According to the U.S. Drought Monitor, 80.96 percent of Nevada was in “severe drought” as of Sept. 9, while 50.30 percent was in “extreme drought” and 11.89 percent was in “exceptional drought,” which includes the Lake Tahoe region.
This summer, low water levels have resulted in various early closures, including the Sand Harbor boat ramp in late July along with Tahoe City-based commercial rafting companies providing service on the Truckee River.
Further, more than 300 people had to be rescued in early August when the Tahoe Queen paddle wheeler became stuck on Lake Tahoe after hitting a sand bar near the South Shore.
“It would be nice to see the reservoirs filled, Lake Tahoe back up where it belongs and the Truckee River bubbling along down to Reno,” said Sara Kuttel, a Truckee resident.
HOW LOW CAN YOU GO?
As of Wednesday, Lake Tahoe was at 6223.27 feet above sea level; its natural rim is 6,223 feet.
The last time Lake Tahoe dipped below its natural rim was October 2009 (which was the first time since October 2004), as a result of a three-year dry spell.
Relief would come in the form of plenty of snow this winter, but early predictions are mixed.
Professional meteorologist and long-range forecaster Rob Guarino predicts slightly above-average snowfall and near normal temperatures at Diamond Peak for the 2014-15 winter.
He forecasts about 349 inches of snowfall for the season, where as the resort averages 303 inches. January 2015 will be the snowiest month — and a blizzard in January being a wildcard.

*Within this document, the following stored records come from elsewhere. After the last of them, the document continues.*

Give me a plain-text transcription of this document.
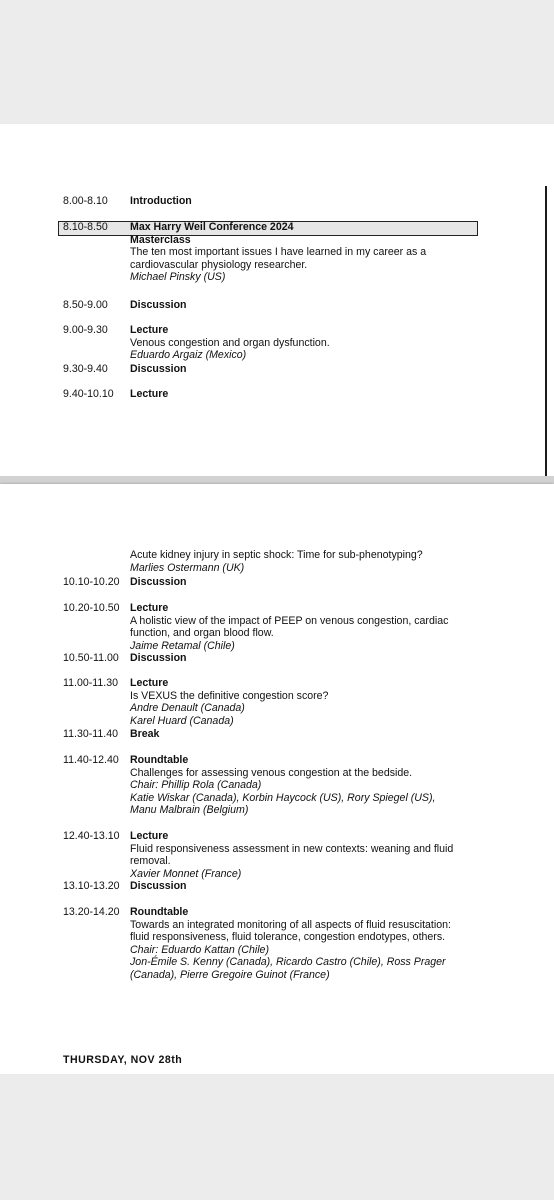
8.00-8.10 Introduction
8.10-8.50 Max Harry Weil Conference 2024
Masterclass
The ten most important issues I have learned in my career as a
cardiovascular physiology researcher.
Michael Pinsky (US)
8.50-9.00 Discussion
9.00-9.30 Lecture
Venous congestion and organ dysfunction.
Eduardo Argaiz (Mexico)
9.30-9.40 Discussion
9.40-10.10 Lecture
Acute kidney injury in septic shock: Time for sub-phenotyping?
Marlies Ostermann (UK)
10.10-10.20 Discussion
10.20-10.50 Lecture
A holistic view of the impact of PEEP on venous congestion, cardiac
function, and organ blood flow.
Jaime Retamal (Chile)
10.50-11.00 Discussion
11.00-11.30 Lecture
Is VEXUS the definitive congestion score?
Andre Denault (Canada)
Karel Huard (Canada)
11.30-11.40 Break
11.40-12.40 Roundtable
Challenges for assessing venous congestion at the bedside.
Chair: Phillip Rola (Canada)
Katie Wiskar (Canada), Korbin Haycock (US), Rory Spiegel (US),
Manu Malbrain (Belgium)
12.40-13.10 Lecture
Fluid responsiveness assessment in new contexts: weaning and fluid
removal.
Xavier Monnet (France)
13.10-13.20 Discussion
13.20-14.20 Roundtable
Towards an integrated monitoring of all aspects of fluid resuscitation:
fluid responsiveness, fluid tolerance, congestion endotypes, others.
Chair: Eduardo Kattan (Chile)
Jon-Émile S. Kenny (Canada), Ricardo Castro (Chile), Ross Prager
(Canada), Pierre Gregoire Guinot (France)
THURSDAY, NOV 28th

The Farmer’s Almanac, meanwhile, is predicting “below normal” precipitation this winter for most of California.
“Winter will be warmer than normal, with the coldest periods in late December and early to mid- and late-February,” states the 2015 Farmer’s Almanac for the Pacific Southwest. “... Mountain snows will be below normal, with the snowiest periods in early to mid-January and mid- to late-February.”
The Almanac’s prediction is based on a solar activity and ocean-atmosphere patterns.
‘CAN GO EITHER WAY’
There is a 65 percent chance of an El Niño developing this winter, said Zach Tolby, a meteorologist for the National Weather Service in Reno. As for its strength, it’s too early to predict, but as of Monday, it appears to be a weak El Niño.

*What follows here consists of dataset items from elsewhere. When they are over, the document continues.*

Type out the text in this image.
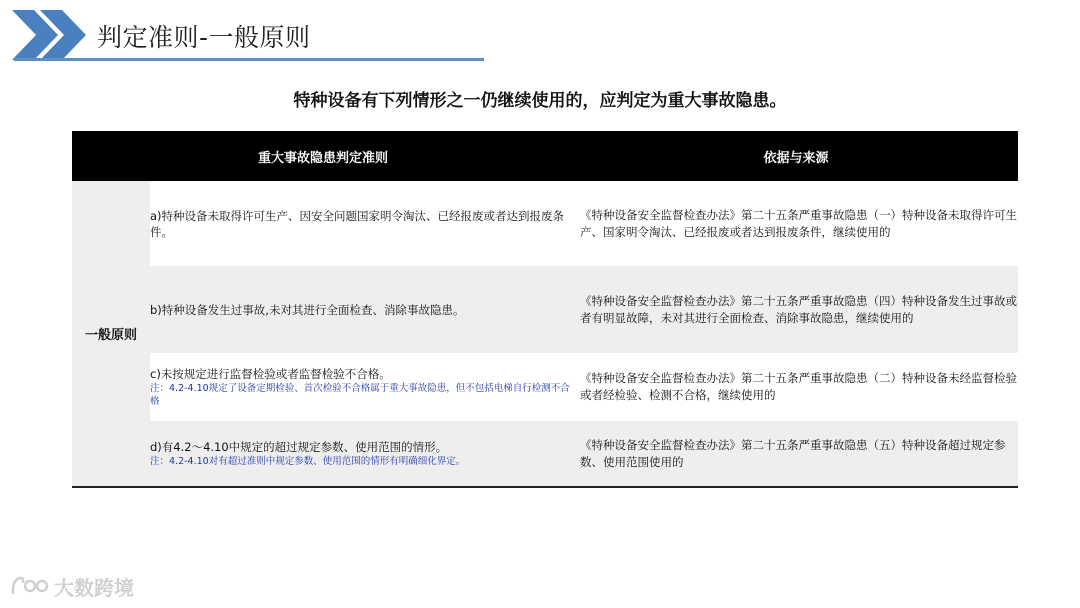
判定准则-一般原则
特种设备有下列情形之一仍继续使用的，应判定为重大事故隐患。
重大事故隐患判定准则	依据与来源
一般原则
a)特种设备未取得许可生产、因安全问题国家明令淘汰、已经报废或者达到报废条件。
《特种设备安全监督检查办法》第二十五条严重事故隐患（一）特种设备未取得许可生产、国家明令淘汰、已经报废或者达到报废条件，继续使用的
b)特种设备发生过事故,未对其进行全面检查、消除事故隐患。
《特种设备安全监督检查办法》第二十五条严重事故隐患（四）特种设备发生过事故或者有明显故障，未对其进行全面检查、消除事故隐患，继续使用的
c)未按规定进行监督检验或者监督检验不合格。
注：4.2-4.10规定了设备定期检验、首次检验不合格属于重大事故隐患，但不包括电梯自行检测不合格
《特种设备安全监督检查办法》第二十五条严重事故隐患（二）特种设备未经监督检验或者经检验、检测不合格，继续使用的
d)有4.2～4.10中规定的超过规定参数、使用范围的情形。
注：4.2-4.10对有超过准则中规定参数、使用范围的情形有明确细化界定。
《特种设备安全监督检查办法》第二十五条严重事故隐患（五）特种设备超过规定参数、使用范围使用的
大数跨境
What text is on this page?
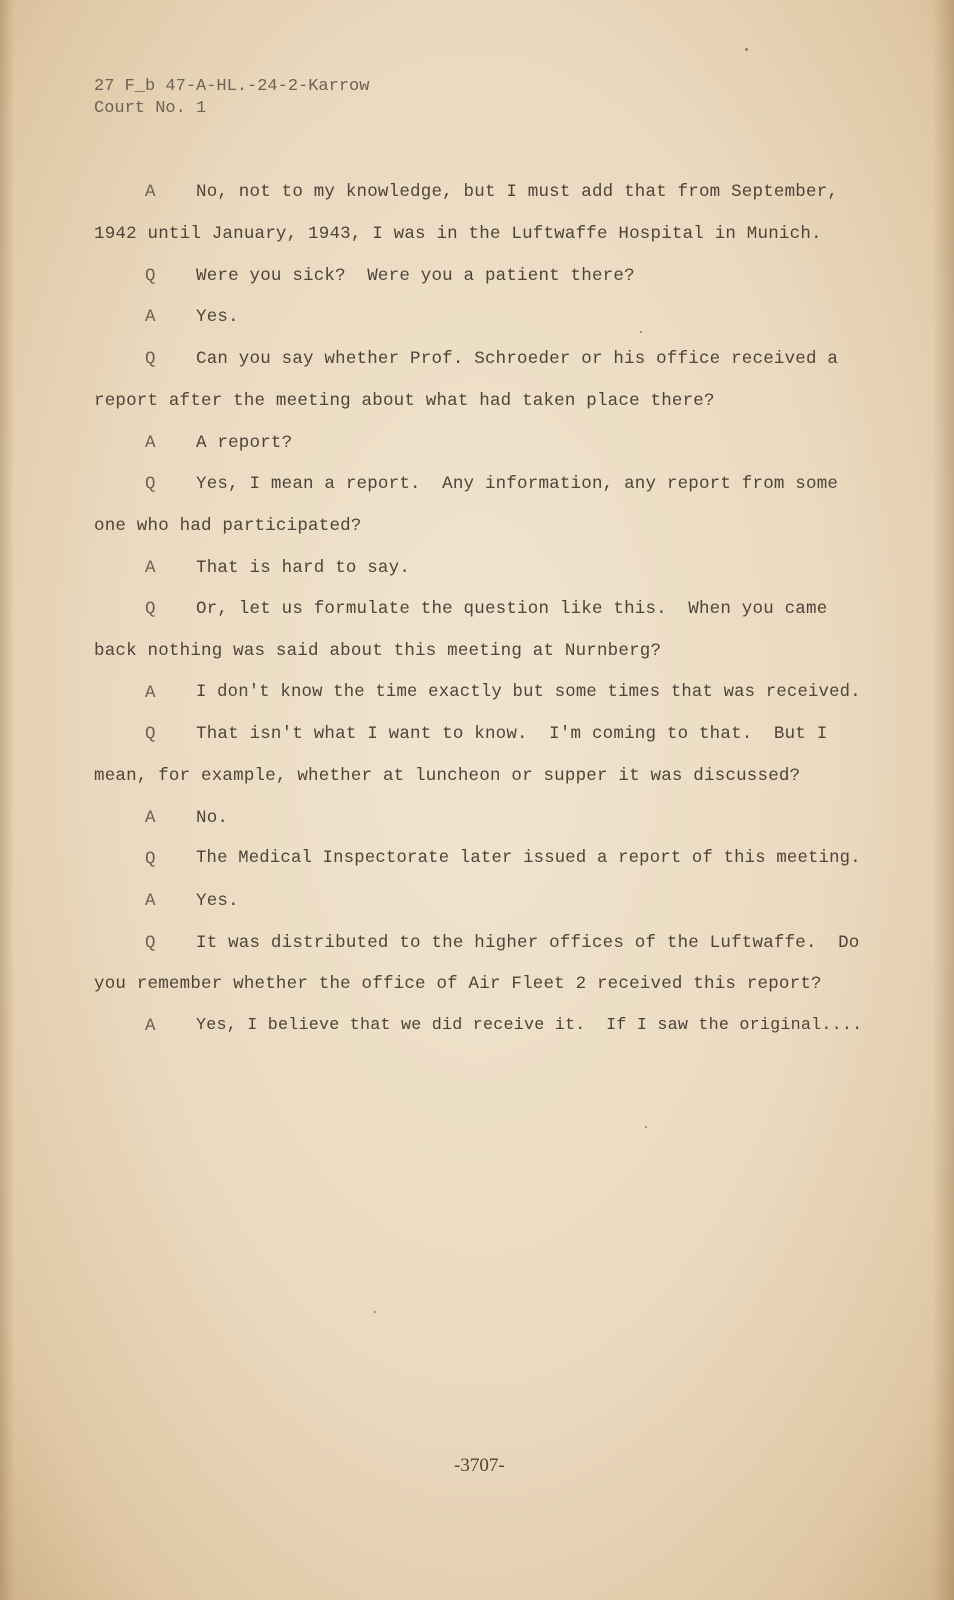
27 F_b 47-A-HL.-24-2-Karrow
Court No. 1
A No, not to my knowledge, but I must add that from September,
1942 until January, 1943, I was in the Luftwaffe Hospital in Munich.
Q Were you sick?  Were you a patient there?
A Yes.
Q Can you say whether Prof. Schroeder or his office received a
report after the meeting about what had taken place there?
A A report?
Q Yes, I mean a report.  Any information, any report from some
one who had participated?
A That is hard to say.
Q Or, let us formulate the question like this.  When you came
back nothing was said about this meeting at Nurnberg?
A I don't know the time exactly but some times that was received.
Q That isn't what I want to know.  I'm coming to that.  But I
mean, for example, whether at luncheon or supper it was discussed?
A No.
Q The Medical Inspectorate later issued a report of this meeting.
A Yes.
Q It was distributed to the higher offices of the Luftwaffe.  Do
you remember whether the office of Air Fleet 2 received this report?
A Yes, I believe that we did receive it.  If I saw the original....
-3707-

“(An El Niño) does up the odds for some places, but not for us,” Tolby said. “The Sierra Nevada can go either way.”
El Niño is associated with warmer-than normal ocean temperatures, while La Niña is associated with cooler-than normal ocean temperatures. Both can bring weather extremes to parts of the nation.

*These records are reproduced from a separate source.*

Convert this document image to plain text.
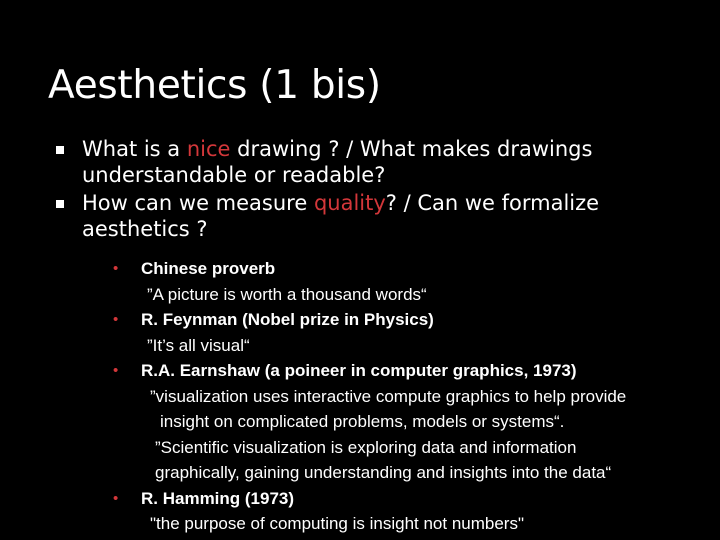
Aesthetics (1 bis)
What is a nice drawing ? / What makes drawings
understandable or readable?
How can we measure quality? / Can we formalize
aesthetics ?
• Chinese proverb
”A picture is worth a thousand words“
• R. Feynman (Nobel prize in Physics)
”It’s all visual“
• R.A. Earnshaw (a poineer in computer graphics, 1973)
”visualization uses interactive compute graphics to help provide
insight on complicated problems, models or systems“.
”Scientific visualization is exploring data and information
graphically, gaining understanding and insights into the data“
• R. Hamming (1973)
"the purpose of computing is insight not numbers"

“We get most of our precipitation in a couple of big storms, so if you miss one or two or get one or two extra, it has a dramatic impact on precipitation levels,” Tolby said.
Since October 2011, Tahoe City has received about 66 inches of precipitation in the form of rain and snow, when normally it would get 102 inches of precipitation, Tolby said, leaving the area about 36 inches short.
In a typical water year (Oct. 1 - Sept. 30), Tahoe City receives 34 inches of precipitation.
“A normal (winter) would be fine; higher than normal would be better,” said Mike Josselyn, a Truckee resident.
The average snowfall for Lake Tahoe is 430 inches.
While an average winter would help, it won’t get the region out of the drought, Tolby said.
To do that, a “much above” normal winter would be needed, he said.
“I think we’re all in agreement — we need some more snow,” Snyder said.